Fast-forward to the 21st century. Both economies have fallen out of balance. China’s production economy today relies too heavily on exports as its consumers don’t spend enough to spur domestic growth. On the other side of the globe, the US consumer economy just doesn’t make enough of its own goods to encourage robust employment. And it certainly doesn’t save enough to support public or private debt.
Where to Go From Here
The professor and former Wall Street economist offered a prescription for a healthier, more productive coexistence that begins by each country putting its own house in order. First, the Chinese government needs to keep surplus savings within its borders, rather than buying up foreign investment vehicles such as US Treasuries, and use those savings to stimulate consumer spending and create a social safety net.
The United States, meanwhile, needs to do the opposite, he said. “We need to be weaned off of consumerism and build our savings so the United States can invest in education, infrastructure, and growth.”
China, he said, seems to get it. A “fairly comprehensive plan” that the PRC laid out in China's 12th Five-Year Plan in 2011 and the Third Plenum in 2013 is pointing the country away from production and exports to a more balanced consumer-led economy.

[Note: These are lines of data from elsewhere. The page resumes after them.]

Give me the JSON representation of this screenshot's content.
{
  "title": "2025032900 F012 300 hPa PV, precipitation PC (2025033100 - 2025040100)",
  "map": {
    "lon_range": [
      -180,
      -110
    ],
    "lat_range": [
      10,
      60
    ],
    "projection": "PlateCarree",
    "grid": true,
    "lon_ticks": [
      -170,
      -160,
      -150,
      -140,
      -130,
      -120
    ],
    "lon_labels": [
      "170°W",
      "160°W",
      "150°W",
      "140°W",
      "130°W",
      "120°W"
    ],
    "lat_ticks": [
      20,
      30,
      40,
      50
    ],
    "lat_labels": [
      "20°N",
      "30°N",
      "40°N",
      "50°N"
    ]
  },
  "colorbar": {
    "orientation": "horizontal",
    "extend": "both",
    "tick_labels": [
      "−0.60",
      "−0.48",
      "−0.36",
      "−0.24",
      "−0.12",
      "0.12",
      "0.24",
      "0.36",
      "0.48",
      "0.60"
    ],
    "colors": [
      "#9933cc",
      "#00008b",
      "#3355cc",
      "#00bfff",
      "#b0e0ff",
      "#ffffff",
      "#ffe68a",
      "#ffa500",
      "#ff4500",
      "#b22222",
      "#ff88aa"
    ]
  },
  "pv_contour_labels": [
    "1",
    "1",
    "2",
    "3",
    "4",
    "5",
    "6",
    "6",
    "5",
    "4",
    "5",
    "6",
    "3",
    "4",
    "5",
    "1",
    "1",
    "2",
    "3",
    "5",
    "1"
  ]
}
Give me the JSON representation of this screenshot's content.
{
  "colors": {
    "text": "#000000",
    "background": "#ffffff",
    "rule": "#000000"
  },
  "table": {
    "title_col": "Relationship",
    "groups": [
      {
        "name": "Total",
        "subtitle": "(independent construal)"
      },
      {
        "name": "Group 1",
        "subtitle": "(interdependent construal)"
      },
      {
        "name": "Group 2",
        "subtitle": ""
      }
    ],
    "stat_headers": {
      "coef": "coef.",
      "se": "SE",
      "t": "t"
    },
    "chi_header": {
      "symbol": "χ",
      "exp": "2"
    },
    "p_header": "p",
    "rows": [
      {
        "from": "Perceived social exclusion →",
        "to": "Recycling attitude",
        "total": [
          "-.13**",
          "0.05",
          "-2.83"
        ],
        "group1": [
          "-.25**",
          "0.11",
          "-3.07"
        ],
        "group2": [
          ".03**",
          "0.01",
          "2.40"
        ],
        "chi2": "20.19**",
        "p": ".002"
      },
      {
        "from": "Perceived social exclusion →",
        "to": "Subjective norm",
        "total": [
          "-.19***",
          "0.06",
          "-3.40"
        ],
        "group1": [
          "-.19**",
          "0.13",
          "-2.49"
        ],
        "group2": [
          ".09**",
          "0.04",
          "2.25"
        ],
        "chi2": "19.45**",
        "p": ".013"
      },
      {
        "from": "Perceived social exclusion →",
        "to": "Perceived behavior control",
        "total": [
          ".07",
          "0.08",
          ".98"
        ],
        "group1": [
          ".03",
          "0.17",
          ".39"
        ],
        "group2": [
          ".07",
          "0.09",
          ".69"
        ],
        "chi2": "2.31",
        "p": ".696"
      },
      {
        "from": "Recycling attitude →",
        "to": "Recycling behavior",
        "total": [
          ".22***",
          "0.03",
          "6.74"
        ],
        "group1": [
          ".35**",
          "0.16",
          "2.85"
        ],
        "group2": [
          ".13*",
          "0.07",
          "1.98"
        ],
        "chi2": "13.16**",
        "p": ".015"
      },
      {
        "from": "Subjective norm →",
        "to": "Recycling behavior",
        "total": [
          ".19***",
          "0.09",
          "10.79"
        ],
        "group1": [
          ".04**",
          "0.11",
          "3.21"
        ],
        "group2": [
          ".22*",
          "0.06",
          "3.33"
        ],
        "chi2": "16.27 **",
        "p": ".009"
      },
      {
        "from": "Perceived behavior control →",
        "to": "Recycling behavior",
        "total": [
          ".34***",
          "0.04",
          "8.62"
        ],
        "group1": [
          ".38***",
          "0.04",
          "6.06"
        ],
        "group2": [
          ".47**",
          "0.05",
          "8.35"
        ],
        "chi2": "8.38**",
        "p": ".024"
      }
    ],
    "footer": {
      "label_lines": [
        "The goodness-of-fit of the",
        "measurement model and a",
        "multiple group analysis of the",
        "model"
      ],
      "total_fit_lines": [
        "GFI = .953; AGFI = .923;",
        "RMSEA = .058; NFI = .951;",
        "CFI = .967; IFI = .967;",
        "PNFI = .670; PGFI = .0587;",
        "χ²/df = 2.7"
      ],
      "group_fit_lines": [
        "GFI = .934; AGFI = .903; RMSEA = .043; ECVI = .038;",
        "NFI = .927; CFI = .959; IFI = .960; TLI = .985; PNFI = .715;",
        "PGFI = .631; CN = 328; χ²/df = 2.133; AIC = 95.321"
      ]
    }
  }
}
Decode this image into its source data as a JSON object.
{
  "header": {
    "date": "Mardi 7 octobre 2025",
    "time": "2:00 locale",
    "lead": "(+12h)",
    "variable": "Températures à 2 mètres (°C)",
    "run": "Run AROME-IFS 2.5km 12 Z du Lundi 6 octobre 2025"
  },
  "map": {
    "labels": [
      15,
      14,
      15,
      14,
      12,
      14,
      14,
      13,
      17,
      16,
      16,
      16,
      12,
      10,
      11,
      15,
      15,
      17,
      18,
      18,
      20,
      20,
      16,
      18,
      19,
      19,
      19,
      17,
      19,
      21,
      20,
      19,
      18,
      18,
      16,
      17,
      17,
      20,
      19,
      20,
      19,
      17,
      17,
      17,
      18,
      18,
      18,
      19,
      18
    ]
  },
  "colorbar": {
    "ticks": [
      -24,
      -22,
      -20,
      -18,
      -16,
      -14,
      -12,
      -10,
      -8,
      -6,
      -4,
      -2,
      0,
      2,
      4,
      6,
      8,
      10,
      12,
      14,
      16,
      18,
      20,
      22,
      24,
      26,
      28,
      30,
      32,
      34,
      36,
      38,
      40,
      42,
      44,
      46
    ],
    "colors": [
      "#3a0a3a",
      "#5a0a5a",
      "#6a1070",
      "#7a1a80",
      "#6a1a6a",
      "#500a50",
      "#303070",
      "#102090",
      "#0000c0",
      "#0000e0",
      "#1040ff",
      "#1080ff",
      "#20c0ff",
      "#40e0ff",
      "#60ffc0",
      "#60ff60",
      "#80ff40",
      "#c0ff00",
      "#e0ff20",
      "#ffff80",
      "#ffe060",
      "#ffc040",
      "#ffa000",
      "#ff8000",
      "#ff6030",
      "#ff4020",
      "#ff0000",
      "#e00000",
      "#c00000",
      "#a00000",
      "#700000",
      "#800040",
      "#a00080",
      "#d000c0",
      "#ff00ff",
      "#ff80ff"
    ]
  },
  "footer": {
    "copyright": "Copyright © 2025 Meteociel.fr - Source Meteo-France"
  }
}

Roach warned against declaring victory too soon, though. It will take at least a decade for China to rebalance from export manufacturing to an economy focused on supplying and servicing its own consumers. And it will take a stronger, broader safety net to ensure the Chinese populace doesn’t need to hoard savings to cover individual emergencies — or old age.
In contrast, America seems to be fumbling just to return to its pre-recession cushy consumer existence, Roach noted. However, a few positive signs are currently boosting America’s position globally. “Some manufacturing is returning to the United States. Unemployment is coming down. Consumers began to deleverage, but it will take another five years to get back to the US debt levels of 2008,” he said.
Beyond that, though, Roach sees no evidence of a will — much less a strategy — to abandon profligate US spending and encouraging saving. “Savings is a four-letter word in America,” he said. “But without savings, we will be in real trouble without China’s surplus.”